Liliales is an order of monocotyledonous flowering plants. This order of necessity includes the family Liliaceae, but both the family and the order have had a widely disputed history, with the circumscription varying greatly from one taxonomist to another. The best known representative of the order is the lily.
Thus circumscribed, this order consists mostly of herbaceous plants, but lianas and shrubs occur. They are mostly perennial plants, with food storage organs such as corms or rhizomes. The family Corsiaceae is notable for being heterotrophs.
The order has worldwide distribution. The larger families (with more than 100 species) are roughly confined to the Northern Hemisphere, or are distributed worldwide, centering on the north. On the other hand, the smaller families (with up to 10 species) are confined to the Southern Hemisphere, or sometimes just to Australia or South America. The total number of species in the order is now about 1300.
As with any herbaceous group, the fossil record of the Liliales is rather scarce. There are several species from the Eocene, such as Petermanniopsis anglesaensis or Smilax, but their identification is not definite. Another known fossil is Ripogonum scandens from the Miocene. Due to the scarcity of data, it seems impossible to determine precisely the age and the initial distribution of the order. It is assumed that the Liliales originate from the Lower Cretaceous, over 100 million years ago. The initial diversification to the families took place between 82 and 48 million years ago (Vinnersten and Bremer, 2001).

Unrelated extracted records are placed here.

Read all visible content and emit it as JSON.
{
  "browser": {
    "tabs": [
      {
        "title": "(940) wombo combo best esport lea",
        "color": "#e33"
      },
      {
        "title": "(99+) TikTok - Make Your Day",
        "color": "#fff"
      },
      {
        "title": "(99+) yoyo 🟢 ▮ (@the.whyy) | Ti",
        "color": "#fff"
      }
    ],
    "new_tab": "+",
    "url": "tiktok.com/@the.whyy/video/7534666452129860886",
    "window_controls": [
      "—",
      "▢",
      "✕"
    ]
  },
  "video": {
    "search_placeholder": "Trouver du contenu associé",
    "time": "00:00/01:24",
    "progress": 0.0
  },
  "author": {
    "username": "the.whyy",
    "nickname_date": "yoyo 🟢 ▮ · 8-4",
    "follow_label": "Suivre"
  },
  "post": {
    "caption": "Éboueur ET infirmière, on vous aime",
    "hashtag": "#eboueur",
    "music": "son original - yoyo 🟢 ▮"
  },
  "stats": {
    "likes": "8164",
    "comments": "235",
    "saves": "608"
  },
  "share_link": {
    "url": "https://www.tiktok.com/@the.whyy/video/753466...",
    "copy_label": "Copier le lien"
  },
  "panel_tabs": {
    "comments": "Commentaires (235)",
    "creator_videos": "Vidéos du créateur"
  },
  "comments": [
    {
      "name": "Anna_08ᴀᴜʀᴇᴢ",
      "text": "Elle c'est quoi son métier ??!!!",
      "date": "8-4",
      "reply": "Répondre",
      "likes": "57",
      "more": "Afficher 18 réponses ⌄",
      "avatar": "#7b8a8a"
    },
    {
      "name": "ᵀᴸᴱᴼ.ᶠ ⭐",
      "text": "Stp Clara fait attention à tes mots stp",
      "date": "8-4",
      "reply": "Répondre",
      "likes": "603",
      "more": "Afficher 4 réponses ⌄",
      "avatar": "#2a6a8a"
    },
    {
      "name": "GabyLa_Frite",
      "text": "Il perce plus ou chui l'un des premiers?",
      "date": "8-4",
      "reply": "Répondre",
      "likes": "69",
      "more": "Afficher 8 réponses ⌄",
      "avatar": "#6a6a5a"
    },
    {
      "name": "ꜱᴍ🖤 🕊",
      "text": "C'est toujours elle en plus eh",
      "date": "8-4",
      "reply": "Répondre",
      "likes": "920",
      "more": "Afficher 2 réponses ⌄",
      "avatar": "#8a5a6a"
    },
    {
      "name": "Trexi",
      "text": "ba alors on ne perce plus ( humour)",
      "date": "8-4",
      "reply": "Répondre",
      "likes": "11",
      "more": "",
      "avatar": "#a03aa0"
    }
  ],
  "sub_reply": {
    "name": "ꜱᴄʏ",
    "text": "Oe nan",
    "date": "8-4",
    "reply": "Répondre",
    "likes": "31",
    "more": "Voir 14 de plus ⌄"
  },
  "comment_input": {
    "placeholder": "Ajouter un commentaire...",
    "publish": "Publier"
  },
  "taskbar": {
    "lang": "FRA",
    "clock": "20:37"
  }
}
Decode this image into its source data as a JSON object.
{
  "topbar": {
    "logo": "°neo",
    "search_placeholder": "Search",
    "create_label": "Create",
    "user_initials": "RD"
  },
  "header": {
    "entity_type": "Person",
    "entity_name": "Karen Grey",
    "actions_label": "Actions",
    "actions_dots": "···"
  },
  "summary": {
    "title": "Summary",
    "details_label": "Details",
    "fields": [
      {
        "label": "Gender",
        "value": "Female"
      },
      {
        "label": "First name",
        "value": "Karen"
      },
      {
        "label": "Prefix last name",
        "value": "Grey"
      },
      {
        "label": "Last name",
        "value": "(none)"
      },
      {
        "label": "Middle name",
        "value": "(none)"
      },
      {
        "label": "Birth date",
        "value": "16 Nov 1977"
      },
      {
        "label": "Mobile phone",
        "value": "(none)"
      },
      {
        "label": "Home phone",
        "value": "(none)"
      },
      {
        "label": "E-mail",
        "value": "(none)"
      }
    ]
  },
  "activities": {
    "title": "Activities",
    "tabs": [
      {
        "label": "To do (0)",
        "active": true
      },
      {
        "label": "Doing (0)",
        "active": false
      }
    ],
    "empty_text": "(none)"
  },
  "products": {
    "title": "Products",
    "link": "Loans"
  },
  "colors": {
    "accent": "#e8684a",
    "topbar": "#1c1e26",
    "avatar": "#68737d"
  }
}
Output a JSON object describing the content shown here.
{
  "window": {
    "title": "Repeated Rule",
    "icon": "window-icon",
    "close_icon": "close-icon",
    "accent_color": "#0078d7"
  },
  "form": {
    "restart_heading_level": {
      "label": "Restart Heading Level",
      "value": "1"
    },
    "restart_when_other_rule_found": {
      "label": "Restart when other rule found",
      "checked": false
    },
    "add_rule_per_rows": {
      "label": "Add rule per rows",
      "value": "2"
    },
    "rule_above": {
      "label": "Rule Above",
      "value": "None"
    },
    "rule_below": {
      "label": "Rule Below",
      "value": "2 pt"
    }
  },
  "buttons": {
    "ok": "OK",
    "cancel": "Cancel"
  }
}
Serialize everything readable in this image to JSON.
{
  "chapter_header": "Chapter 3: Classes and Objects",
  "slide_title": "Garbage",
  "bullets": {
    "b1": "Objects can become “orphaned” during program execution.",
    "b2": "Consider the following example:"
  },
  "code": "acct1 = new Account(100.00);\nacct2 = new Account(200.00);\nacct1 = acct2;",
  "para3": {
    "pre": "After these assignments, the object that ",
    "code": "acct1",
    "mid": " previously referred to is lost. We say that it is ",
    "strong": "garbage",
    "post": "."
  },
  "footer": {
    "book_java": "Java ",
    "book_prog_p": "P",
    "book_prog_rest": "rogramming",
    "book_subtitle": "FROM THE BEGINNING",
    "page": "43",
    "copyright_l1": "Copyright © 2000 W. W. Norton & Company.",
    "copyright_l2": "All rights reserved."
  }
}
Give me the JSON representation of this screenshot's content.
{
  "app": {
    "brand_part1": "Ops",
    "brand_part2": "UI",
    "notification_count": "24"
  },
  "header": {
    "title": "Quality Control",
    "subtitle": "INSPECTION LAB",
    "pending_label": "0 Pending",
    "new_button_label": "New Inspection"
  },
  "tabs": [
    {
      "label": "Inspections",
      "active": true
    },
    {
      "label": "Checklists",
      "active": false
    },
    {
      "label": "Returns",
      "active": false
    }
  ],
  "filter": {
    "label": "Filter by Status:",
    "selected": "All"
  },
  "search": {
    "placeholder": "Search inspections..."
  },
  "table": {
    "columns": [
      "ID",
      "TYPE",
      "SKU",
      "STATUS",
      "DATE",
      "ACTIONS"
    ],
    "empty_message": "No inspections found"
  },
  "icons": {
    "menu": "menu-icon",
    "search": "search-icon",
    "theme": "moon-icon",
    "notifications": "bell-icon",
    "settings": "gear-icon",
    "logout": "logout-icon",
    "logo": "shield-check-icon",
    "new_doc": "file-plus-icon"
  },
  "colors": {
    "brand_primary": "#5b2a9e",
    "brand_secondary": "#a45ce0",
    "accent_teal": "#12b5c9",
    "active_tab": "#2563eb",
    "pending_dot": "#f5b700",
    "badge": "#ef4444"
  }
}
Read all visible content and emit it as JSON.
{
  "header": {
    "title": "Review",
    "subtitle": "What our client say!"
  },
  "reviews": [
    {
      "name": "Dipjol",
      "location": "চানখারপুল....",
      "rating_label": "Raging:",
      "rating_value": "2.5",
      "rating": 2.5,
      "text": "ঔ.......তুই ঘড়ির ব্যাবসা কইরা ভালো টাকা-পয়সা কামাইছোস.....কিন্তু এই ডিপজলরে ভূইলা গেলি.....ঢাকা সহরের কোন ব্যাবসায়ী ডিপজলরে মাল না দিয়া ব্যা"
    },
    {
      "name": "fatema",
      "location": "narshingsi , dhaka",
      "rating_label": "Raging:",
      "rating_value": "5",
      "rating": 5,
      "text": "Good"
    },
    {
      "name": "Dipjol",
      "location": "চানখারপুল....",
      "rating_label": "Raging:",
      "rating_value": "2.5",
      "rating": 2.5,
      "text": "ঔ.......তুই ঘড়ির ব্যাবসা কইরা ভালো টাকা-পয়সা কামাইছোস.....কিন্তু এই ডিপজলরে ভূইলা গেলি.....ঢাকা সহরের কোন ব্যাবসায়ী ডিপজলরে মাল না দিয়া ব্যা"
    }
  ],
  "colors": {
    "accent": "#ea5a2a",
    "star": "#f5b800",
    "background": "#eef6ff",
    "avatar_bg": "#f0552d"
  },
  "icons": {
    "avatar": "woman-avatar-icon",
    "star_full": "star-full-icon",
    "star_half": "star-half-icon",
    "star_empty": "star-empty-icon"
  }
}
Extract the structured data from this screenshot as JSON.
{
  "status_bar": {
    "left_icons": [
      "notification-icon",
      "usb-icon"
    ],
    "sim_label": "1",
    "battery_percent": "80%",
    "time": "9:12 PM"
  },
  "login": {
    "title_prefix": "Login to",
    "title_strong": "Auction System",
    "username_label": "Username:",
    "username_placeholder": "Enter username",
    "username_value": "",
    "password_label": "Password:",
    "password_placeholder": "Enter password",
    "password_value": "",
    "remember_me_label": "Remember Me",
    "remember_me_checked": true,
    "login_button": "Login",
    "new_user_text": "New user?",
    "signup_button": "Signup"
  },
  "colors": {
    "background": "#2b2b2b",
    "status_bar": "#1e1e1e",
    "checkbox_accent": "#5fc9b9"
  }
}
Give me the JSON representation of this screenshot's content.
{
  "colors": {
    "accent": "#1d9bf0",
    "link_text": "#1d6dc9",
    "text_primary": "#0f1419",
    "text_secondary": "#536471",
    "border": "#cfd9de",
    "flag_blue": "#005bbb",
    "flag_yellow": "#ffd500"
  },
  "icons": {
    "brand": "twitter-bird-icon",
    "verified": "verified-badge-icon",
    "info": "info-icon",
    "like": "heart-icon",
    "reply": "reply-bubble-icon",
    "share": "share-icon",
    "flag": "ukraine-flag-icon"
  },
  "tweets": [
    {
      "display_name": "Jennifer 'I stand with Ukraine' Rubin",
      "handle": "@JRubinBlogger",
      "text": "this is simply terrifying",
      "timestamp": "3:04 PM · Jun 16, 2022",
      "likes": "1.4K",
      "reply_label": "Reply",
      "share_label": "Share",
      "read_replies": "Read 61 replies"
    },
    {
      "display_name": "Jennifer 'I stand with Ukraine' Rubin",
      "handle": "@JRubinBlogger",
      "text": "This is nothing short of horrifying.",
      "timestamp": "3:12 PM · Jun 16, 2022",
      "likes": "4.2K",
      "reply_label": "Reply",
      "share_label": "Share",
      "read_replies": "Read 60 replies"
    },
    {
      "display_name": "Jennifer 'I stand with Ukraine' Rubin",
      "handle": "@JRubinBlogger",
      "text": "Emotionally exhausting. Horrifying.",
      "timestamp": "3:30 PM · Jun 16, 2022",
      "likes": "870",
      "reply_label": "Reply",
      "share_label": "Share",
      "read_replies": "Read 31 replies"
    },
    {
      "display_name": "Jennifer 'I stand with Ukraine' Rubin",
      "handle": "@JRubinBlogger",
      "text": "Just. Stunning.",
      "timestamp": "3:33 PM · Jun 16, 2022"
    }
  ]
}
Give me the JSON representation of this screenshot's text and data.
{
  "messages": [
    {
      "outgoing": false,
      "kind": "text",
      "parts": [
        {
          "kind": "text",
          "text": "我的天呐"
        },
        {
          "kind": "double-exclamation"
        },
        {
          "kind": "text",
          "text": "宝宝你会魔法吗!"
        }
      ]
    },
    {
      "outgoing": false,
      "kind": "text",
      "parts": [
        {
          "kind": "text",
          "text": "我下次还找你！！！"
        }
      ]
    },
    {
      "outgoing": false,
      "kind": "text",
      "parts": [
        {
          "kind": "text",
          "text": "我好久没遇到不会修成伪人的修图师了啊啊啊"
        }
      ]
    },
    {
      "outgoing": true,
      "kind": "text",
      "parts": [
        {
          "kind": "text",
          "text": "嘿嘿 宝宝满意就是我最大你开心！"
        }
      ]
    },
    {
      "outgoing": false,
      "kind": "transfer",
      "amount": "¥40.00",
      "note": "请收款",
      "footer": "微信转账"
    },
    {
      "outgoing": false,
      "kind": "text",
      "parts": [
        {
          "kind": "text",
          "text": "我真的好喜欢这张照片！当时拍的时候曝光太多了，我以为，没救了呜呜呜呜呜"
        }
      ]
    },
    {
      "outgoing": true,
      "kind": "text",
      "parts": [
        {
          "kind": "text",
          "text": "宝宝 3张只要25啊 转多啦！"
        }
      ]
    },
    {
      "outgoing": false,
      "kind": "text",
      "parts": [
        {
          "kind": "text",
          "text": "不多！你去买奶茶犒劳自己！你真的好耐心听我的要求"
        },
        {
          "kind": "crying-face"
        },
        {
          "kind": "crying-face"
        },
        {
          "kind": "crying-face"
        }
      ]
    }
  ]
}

In the Engler system (1964 update) a similar order was named Liliiflorae, placed in the class Monocotyledoneae of the subdivision Angiospermae.
The Wettstein system, last revised in 1935, used names similar to those in the Engler system: the order was named Liliiflorae placed in the class Monocotyledones of the subdivision Angiospermae. In circumscription the order was fairly similar to that of Cronquist.
Earlier names for this order include the Coronarieae of the Bentham & Hooker system.